DTUs are based on a blended measure of CPU, memory, reads, and writes. As DTUs increase, the power offered by the performance level increases. Azure has different limits on the concurrent connections, memory, IO and CPU usage. Which tier one has to pick really depends upon
- #concurrent users
- Log rate
- IO rate
- CPU usage
- Database size
For example, if you are designing a system where multiple users are reading and there are only a few writers, and if your application middle tier can cache the data as much as possible and only selective queries / application restart hit the database then you may not worry too much about the IO and CPU usage.
If many users are hitting the database at the same time, you may hit the concurrent connection limit and requests will be throttled. If you can control user requests coming to the database in your application then this shouldn't be a problem.

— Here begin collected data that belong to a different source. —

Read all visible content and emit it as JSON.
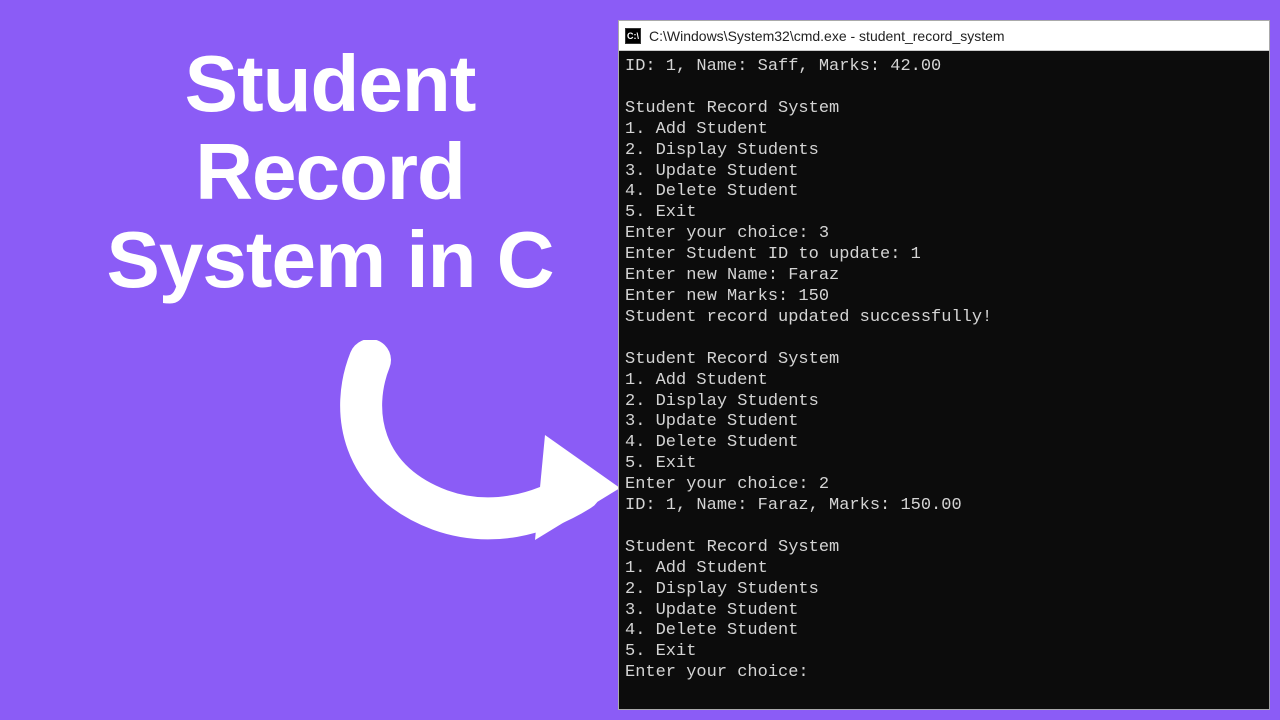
{
  "heading": "Student Record System in C",
  "window": {
    "title_path": "C:\\Windows\\System32\\cmd.exe - student_record_system",
    "icon_text": "C:\\"
  },
  "terminal_lines": [
    "ID: 1, Name: Saff, Marks: 42.00",
    "",
    "Student Record System",
    "1. Add Student",
    "2. Display Students",
    "3. Update Student",
    "4. Delete Student",
    "5. Exit",
    "Enter your choice: 3",
    "Enter Student ID to update: 1",
    "Enter new Name: Faraz",
    "Enter new Marks: 150",
    "Student record updated successfully!",
    "",
    "Student Record System",
    "1. Add Student",
    "2. Display Students",
    "3. Update Student",
    "4. Delete Student",
    "5. Exit",
    "Enter your choice: 2",
    "ID: 1, Name: Faraz, Marks: 150.00",
    "",
    "Student Record System",
    "1. Add Student",
    "2. Display Students",
    "3. Update Student",
    "4. Delete Student",
    "5. Exit",
    "Enter your choice:"
  ]
}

Log rate: Depends upon the volume of the data changes (including additional data pumping in the system). I have seen application steadily pumping the data vs data being pumped all at once. Selecting the right DTU again depends upon how one can do throttling at the application end and get steady rate.
Database size: Basic, standard, and premium has different allowed max sizes, and this is another deciding factor. Using table compression kind of features helps reducing the total size, and hence total IO.
Memory: Tuning the expesnive queries (joins, sorts etc), enabling lock escalation / nolock scans help controlling the memory usage.
The very common mistake people usually do in database systems is scaling up their database instead of tuning the queries and application logic. So testing, monitoring the resources / queries with different DTU limits is the best way of dealing this.
If choose the wrong DTU, don't worry you can always scale up/ down in SQL DB and it is completely online operation
Also unless a strong reason migrate to V12 to get even better performance and features.